A proactive approach to managing important cultural places would allow proponents of redevelopment projects to make more informed decisions about development prior to finalizing plans and enable them to identify opportunities when places with cultural or historical value can enhance their project, rather than acting as a roadblock.
Despite the challenging economics of the last decade and a half, dozens of studies in communities across the United States show, time and again, that incorporating important historic and cultural places in planning is good for the economy. A recent report for the Advisory Council on Historic Preservation (ACHP) found economic benefits in six areas[i]:
- Jobs – Federal, State and Local historic tax credit programs create jobs in construction, services, retail and manufacturing, with comparably less investment;
- Property Values – Property values in historic districts tend to be worth more and experience half the foreclosure rate of similar properties outside historic districts;
- Heritage Tourism – The majority of domestic and international travelers report visiting an historic site during their trip and spend most of their funds in the surrounding community;
- Environmental Impact – Projects incorporating important cultural places can save 50-80% in infrastructure costs compared to new suburban development. The energy efficiency gained by new construction is offset by the 30-50 years necessary to recoup the energy lost demolishing an existing building. Minimizing construction debris also reduces costs as this accounts for 25% of annual municipal waste.

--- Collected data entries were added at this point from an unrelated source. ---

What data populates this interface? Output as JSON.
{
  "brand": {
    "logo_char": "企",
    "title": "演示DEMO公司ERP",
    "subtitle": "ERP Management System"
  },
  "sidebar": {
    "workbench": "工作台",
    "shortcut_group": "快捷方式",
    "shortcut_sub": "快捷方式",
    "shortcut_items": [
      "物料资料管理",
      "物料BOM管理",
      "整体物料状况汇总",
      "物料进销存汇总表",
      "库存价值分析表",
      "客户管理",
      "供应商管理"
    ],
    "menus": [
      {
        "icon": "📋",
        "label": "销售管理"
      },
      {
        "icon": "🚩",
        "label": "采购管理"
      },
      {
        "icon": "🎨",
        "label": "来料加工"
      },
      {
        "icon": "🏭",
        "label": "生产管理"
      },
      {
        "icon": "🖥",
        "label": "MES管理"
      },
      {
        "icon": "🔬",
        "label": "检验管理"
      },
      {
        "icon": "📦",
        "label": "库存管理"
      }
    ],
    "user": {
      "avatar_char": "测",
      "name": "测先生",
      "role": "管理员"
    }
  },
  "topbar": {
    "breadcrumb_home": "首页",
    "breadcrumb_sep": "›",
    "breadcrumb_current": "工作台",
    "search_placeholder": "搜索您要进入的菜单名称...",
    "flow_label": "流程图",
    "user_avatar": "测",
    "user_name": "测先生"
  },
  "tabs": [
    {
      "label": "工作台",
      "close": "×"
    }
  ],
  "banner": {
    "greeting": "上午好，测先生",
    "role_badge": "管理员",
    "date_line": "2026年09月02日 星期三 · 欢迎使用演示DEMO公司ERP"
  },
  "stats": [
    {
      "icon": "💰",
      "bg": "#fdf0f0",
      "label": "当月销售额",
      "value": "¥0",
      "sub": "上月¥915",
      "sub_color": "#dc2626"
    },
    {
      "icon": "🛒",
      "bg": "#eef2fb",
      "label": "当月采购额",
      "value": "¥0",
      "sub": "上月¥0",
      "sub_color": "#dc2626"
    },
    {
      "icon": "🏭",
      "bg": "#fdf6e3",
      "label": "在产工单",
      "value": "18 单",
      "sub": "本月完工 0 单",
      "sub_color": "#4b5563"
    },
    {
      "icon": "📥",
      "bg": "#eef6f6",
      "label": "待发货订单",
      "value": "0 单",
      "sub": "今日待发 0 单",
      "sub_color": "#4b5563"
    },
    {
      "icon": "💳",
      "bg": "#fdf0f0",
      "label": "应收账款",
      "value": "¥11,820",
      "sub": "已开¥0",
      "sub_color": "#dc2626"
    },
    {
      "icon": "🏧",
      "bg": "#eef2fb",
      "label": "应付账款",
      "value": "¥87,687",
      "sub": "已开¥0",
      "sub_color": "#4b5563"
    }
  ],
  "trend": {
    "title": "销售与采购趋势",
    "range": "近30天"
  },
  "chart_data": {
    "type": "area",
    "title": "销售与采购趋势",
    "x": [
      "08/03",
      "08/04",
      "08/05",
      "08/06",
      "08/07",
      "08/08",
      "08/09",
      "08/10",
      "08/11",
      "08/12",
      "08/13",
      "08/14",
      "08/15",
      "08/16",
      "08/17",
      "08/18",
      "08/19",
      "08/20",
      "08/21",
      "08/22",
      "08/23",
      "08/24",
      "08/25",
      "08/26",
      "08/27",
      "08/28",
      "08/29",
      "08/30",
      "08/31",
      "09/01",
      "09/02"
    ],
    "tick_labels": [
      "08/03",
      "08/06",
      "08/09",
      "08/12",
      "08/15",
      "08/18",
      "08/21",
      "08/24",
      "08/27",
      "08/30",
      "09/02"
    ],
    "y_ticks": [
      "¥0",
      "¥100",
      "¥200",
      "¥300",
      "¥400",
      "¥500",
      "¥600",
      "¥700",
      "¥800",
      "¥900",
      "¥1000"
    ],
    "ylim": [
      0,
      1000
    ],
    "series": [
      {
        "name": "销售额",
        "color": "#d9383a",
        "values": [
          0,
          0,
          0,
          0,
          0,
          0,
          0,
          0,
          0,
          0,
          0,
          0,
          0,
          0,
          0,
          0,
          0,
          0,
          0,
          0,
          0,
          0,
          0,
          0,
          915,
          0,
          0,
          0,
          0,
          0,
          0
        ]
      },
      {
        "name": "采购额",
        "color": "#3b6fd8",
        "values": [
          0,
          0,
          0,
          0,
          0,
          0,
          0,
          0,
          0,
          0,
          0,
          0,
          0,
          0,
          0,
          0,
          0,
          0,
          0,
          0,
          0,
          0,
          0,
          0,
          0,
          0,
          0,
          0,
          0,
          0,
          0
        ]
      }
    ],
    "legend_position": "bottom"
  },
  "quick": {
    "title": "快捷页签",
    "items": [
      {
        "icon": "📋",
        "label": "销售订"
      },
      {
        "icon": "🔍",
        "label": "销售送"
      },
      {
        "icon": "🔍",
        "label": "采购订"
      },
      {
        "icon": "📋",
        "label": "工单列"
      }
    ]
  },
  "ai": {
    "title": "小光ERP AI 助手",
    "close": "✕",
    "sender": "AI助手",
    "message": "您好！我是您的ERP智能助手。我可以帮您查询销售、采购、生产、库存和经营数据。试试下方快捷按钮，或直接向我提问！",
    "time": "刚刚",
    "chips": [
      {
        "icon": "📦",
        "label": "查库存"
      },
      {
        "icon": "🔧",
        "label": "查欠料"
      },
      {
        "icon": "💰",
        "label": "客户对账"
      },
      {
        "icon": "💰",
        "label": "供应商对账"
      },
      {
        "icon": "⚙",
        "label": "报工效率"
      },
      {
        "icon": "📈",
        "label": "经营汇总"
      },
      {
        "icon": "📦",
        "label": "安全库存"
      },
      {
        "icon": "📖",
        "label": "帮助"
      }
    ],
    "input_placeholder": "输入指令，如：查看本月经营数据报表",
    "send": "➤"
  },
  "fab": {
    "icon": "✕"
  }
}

- Social Impact – Historic neighborhoods tend to maintain more stable populations than the surrounding city as a whole.
- Downtown Revitalization – Historic neighborhoods tend to have more favorable ratios of business openings to business closings, and create more jobs with comparably less private and public funds.
By identifying these places, public officials and citizens gain a deeper understanding of the broad range of the cultural and natural resources central to the identity of our communities. These places convey aspects of our shared history, reflect environmental conservation, affect the real estate market, and attract tourism and recreation. Think about all the special places that make our communities unique – the places where we live and work, the places where we spend time with friends and family. Unfortunately, most of these places lack any formal mechanism to protect the quality of the resource. But by proactively identifying these resources community members and leaders can learn the value and vulnerability of the character-defining places that can have such a profound effect on the local economy.